TSX hits new record high and ends on a strong note


(RTTNews) – The Canadian stock market ended on a high note on Wednesday, thanks to impressive gains in the healthcare, energy and information technology sectors.

Profit optimism and data showing a larger-than-expected jump in retail sales during the month of February contributed to the surge.

The benchmark S & P / TSX Composite Index finished 181.86 points or 0.95% at 19,356.95, after hitting a new all-time high of 19,403.54.

The capped health care index climbed 3.76%. Organigram Holdings (OGI.TO) and Aphria Inc (APHA.TO) rose 9% and 8.8% respectively. Aurora Cannabis (ACB.TO) gained nearly 5%, Canopy Growth Corp (WEED.TO) gained 4%, and Bausch Health Companies (BHC.TO) gained 3.6%.

The energy index rose 3.25%. MEG Energy (MEG.TO), the biggest winner in the index, climbed 7.15%. Crescent Point Energy (CPG.TO) jumped nearly 7% and Vermilion Energy (VET.TO) gained 6.25%. Tourmaline Oil Corp (TOU.TO) rose 5.6%.

The information technology index rose 3.1%. Shopify Inc (SHOP.TO) climbed more than 11% on turnaround results. Shopify Inc.’s net income climbed to US $ 1.26 billion in its most recent quarter. The company recorded a net loss of US $ 31.4 million in the quarter of last year.

Hut 8 Mining Corp (HUT.TO), Tecys Inc (TCS.TO), Alithya Group (ALYA.TO), Photon Control (PHO.TO), Descartes Systems (DSG.TO), Kinaxis Inc (KXS.TO), Absolute Software Corp (ABST.TO) and Lightspeed Pos (LSPD.TO) finished up 2-5.25%.

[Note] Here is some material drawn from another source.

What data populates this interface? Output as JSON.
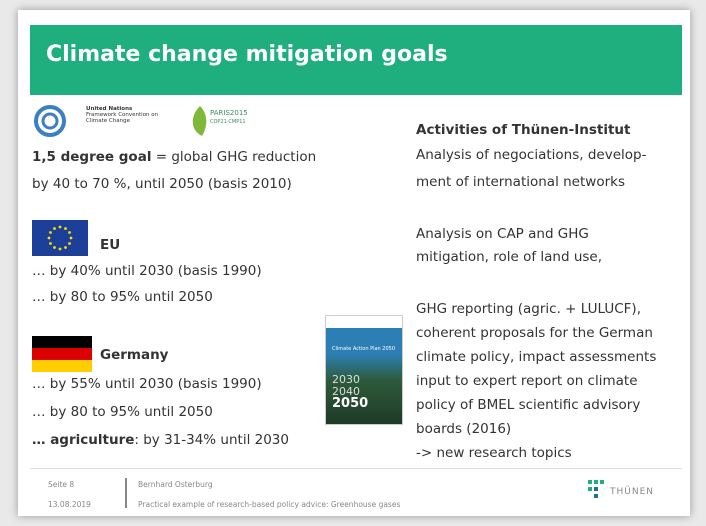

CGI Inc. (GIB.A.TO) announced that it earned $ 341.2 million or $ 1.34 per diluted share for the quarter ended March 31, compared to earnings of $ 314.8 million or $ 1.18 per diluted share in the same quarter last year. The stock gained around 1.6%.

US stocks ended slightly lower today. The Dow slipped 0.5%, the Nasdaq fell 0.3%, and the S&P 500 fell 0.1%.

The Federal Reserve left interest rates and asset purchases unchanged even as the central bank improved its assessment of the US economy.

The Fed also reiterated that it expects rates to remain at near zero levels until labor market conditions have reached levels consistent with its estimates of maximum employment and the inflation will be moderately above 2% for some time.

The central bank also said it plans to continue buying bonds at a rate of at least $ 120 billion per month until “further substantial progress” has been made towards its employment targets. maximum and price stability.

Citing immunization progress and strong political support, the Fed noted that economic activity and employment indicators have “strengthened”, reflecting a modest improvement from last month, when the central bank said the indicators had “recovered recently”.

The Fed also said that the sectors most affected by the coronavirus pandemic remain weak but have shown improvement.

The views and opinions expressed herein are the views and opinions of the author and do not necessarily reflect those of Nasdaq, Inc.